- Born: July 30, 1923 Osaka, Japan
- Died: July 12, 2011 (aged 87) Hiroshima, Japan

= Suzuko Numata =

Suzuko Numata (沼田鈴子; July 30, 1923 - July 12, 2011) was a Japanese peace activist and a survivor of the atomic bombing of Hiroshima.

== Early life ==
Suzuko Numata was born in Osaka. When she was five, her family moved to Hiroshima after her father, Hideta (d. 1956), got a job there. She had an older brother, a younger sister, and a younger brother.

Numata was in eighth grade when the Sino-Japanese War began. She recalled being taught nationalism and militarism at school, and never learning about Japanese aggression towards other nations or atrocities committed by the Japanese army.

In 1942, Numata graduated from school and was hired to work at the Hiroshima Communications Bureau alongside her father; her younger sister joined them in April of that year. She and her fiancé were engaged in October 1943. In March 1944, her fiancé left for war after being drafted. Shortly afterward, in April, her younger brother entered the military training school in Matsuyama, Ehime Prefecture.

Beginning in May 1945, Numata was assigned to work at the Communications Installation Division for Defense, a department of the Hiroshima Communications Bureau.

== Bombing of Hiroshima and aftermath ==
In August 1945, Numata, then 22, worked at the Hiroshima Communications Bureau, about 1.3 kilometers from the hypocenter of the bomb. She was on the fourth floor of the building when the attack occurred on August 6, and her left ankle was injured when she was buried under debris. She was rescued from the ensuing fire in the building; about 80 other people in the building died. Her immediate family survived, including her father and younger sister.

On August 10, Numata's left leg was amputated above the knee, without anesthetic, after her wound became gangrenous. On August 15, her younger brother returned home from military service. Around that time, Numata soon learned her fiancé, who had been scheduled to return home in early August for their wedding, had been killed in battle in July 1945. She briefly contemplated suicide, but was inspired to continue living by the Chinese parasol trees in the courtyard of the Bureau, which had survived the bombing. Years later, the trees would be replanted in Peace Memorial Park.

In March 1946, Numata was filmed by Herbert Sussan, a member of the United States Strategic Bombing Survey team.

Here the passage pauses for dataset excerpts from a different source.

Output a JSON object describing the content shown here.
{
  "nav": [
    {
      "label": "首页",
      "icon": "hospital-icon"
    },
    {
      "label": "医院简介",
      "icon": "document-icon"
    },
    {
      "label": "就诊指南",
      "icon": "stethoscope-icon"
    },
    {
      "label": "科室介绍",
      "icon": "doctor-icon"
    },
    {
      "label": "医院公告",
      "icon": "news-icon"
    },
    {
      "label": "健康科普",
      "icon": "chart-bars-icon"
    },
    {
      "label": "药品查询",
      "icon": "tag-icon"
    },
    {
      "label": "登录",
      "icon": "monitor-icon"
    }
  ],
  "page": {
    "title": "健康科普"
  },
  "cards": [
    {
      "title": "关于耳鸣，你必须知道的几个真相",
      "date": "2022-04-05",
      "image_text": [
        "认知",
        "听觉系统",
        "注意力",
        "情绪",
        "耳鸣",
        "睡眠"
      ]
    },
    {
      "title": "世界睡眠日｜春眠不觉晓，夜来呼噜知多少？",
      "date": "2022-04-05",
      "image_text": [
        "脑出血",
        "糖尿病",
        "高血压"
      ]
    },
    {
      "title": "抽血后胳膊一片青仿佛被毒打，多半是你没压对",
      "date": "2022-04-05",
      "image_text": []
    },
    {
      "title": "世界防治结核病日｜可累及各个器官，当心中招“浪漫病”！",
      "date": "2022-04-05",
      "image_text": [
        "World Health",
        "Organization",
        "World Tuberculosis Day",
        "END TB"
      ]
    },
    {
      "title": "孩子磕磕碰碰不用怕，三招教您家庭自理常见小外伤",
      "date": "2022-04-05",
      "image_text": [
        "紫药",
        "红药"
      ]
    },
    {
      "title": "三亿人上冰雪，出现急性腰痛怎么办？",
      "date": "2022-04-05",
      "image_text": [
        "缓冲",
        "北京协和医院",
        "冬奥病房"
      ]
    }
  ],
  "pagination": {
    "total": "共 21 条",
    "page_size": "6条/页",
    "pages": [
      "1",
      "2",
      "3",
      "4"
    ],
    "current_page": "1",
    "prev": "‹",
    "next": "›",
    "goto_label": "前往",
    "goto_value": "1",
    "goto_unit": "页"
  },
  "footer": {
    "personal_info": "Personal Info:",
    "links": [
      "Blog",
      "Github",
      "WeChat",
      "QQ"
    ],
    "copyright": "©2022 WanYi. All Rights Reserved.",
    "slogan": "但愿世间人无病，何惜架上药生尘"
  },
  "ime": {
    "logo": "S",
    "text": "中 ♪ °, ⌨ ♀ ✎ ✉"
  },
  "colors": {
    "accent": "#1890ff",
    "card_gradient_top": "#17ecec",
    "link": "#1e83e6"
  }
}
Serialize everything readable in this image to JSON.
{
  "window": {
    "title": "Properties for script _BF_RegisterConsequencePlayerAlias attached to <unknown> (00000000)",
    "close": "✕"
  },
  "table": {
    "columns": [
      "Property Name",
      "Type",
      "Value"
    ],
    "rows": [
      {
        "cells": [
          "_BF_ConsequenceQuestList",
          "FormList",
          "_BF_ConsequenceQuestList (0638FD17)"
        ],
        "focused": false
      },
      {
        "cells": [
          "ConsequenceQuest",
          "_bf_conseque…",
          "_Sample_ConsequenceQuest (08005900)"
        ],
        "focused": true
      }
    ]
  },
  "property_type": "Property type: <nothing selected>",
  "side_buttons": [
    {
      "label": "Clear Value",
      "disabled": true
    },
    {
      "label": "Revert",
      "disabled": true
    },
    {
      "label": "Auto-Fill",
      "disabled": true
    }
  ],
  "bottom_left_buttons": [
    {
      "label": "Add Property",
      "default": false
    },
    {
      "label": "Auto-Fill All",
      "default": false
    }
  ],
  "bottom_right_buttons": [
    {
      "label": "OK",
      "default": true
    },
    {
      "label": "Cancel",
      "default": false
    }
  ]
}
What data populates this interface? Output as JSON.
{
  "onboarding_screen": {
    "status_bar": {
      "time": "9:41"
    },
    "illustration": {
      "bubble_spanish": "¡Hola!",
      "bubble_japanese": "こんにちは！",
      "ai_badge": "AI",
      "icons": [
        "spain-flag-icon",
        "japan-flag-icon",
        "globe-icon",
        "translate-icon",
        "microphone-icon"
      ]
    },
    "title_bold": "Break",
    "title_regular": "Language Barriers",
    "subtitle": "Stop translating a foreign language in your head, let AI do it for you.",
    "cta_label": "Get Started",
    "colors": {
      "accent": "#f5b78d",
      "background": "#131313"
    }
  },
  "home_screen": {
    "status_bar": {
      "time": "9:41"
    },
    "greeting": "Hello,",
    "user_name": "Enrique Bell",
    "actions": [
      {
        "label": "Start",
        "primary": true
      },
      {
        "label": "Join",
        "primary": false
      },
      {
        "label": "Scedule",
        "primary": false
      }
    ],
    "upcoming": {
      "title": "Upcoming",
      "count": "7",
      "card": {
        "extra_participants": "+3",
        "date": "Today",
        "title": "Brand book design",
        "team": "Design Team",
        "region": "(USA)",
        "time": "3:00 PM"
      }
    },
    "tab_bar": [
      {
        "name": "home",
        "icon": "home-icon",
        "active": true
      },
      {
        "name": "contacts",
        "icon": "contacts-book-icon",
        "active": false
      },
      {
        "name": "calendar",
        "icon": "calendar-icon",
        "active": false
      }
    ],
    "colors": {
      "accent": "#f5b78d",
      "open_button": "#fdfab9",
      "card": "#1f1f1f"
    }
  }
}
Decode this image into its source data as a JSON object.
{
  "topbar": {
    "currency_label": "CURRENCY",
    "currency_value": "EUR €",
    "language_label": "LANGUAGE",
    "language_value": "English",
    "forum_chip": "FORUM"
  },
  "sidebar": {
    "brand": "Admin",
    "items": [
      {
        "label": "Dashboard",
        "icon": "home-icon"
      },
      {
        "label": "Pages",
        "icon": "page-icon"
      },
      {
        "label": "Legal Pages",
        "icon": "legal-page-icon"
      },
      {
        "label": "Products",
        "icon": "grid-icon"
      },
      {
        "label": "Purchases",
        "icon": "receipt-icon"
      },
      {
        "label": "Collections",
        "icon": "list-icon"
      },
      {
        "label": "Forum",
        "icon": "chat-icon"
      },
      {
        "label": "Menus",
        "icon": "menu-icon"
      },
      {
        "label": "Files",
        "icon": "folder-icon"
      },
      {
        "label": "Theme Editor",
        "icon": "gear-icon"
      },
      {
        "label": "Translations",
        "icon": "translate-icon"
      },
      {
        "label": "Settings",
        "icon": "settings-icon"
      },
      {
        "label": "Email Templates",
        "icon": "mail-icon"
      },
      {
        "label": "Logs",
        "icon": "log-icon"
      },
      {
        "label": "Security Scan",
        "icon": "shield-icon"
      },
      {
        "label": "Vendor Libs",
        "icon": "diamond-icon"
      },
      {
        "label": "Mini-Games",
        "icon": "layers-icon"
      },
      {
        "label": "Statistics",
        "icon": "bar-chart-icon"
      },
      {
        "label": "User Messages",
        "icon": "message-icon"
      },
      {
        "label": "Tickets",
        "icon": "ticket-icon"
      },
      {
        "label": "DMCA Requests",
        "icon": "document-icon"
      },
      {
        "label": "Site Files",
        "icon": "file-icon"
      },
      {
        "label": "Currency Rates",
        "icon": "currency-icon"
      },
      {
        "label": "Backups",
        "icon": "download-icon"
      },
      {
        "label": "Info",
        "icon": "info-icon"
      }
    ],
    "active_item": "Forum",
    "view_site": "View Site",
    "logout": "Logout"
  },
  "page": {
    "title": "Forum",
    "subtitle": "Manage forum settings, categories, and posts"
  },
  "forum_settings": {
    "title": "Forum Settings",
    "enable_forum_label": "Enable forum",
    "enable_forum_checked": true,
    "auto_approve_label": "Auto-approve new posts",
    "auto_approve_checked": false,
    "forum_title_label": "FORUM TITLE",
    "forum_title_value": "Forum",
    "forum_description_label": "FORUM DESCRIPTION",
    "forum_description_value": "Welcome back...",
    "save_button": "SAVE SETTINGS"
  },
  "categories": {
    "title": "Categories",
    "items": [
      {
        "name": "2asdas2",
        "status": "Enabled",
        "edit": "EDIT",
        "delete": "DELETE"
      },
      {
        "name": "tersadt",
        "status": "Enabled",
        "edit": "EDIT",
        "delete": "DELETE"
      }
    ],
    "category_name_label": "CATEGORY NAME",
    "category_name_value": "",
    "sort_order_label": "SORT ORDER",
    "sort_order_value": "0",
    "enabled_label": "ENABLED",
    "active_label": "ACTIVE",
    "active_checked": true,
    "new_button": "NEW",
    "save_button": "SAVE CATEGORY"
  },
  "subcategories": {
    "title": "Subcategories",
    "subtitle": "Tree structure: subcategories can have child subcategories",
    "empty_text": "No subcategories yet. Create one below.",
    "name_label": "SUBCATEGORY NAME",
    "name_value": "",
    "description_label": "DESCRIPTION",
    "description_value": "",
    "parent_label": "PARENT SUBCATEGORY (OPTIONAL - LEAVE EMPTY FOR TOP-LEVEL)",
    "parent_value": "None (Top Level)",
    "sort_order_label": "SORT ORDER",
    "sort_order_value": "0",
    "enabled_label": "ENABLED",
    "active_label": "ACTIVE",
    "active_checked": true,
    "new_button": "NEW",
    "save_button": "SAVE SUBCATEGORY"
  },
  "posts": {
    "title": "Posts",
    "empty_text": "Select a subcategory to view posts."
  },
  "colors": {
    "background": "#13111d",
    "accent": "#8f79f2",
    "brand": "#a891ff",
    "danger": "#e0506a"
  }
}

Numata underwent four more operations on her leg before being released from the hospital in March 1947. She returned home in an improvised wheelchair, made by her mother from a pram.

== Career ==
In 1951, Numata began working as a lecturer of home economics at Yasuda Women's College. She recalled giving students advice for their relationships or helping them to find partners. She retired in 1979, after 28 years of teaching.

== Activism ==
Following the bombing, Numata did not speak about her experiences. However, in 1981, Numata saw the 1946 footage of herself, which she had long forgotten about, as part of the 10 Feet Film Project, a campaign which allowed Japanese citizens to buy footage filmed by the United States Strategic Bombing Survey team. She was inspired to begin working as an activist, and was further encouraged by her former students.

Numata spoke to many schoolchildren about her experiences. She especially enjoyed when they referred to her as "grandma".

In 2001, an oral history told by Numata was filmed. It is held by the Imperial War Museum in England.

== Personal life ==
Numata never married. Although there was one prospective candidate she met while working as a teacher, his parents disapproved of their son marrying a hibakusha.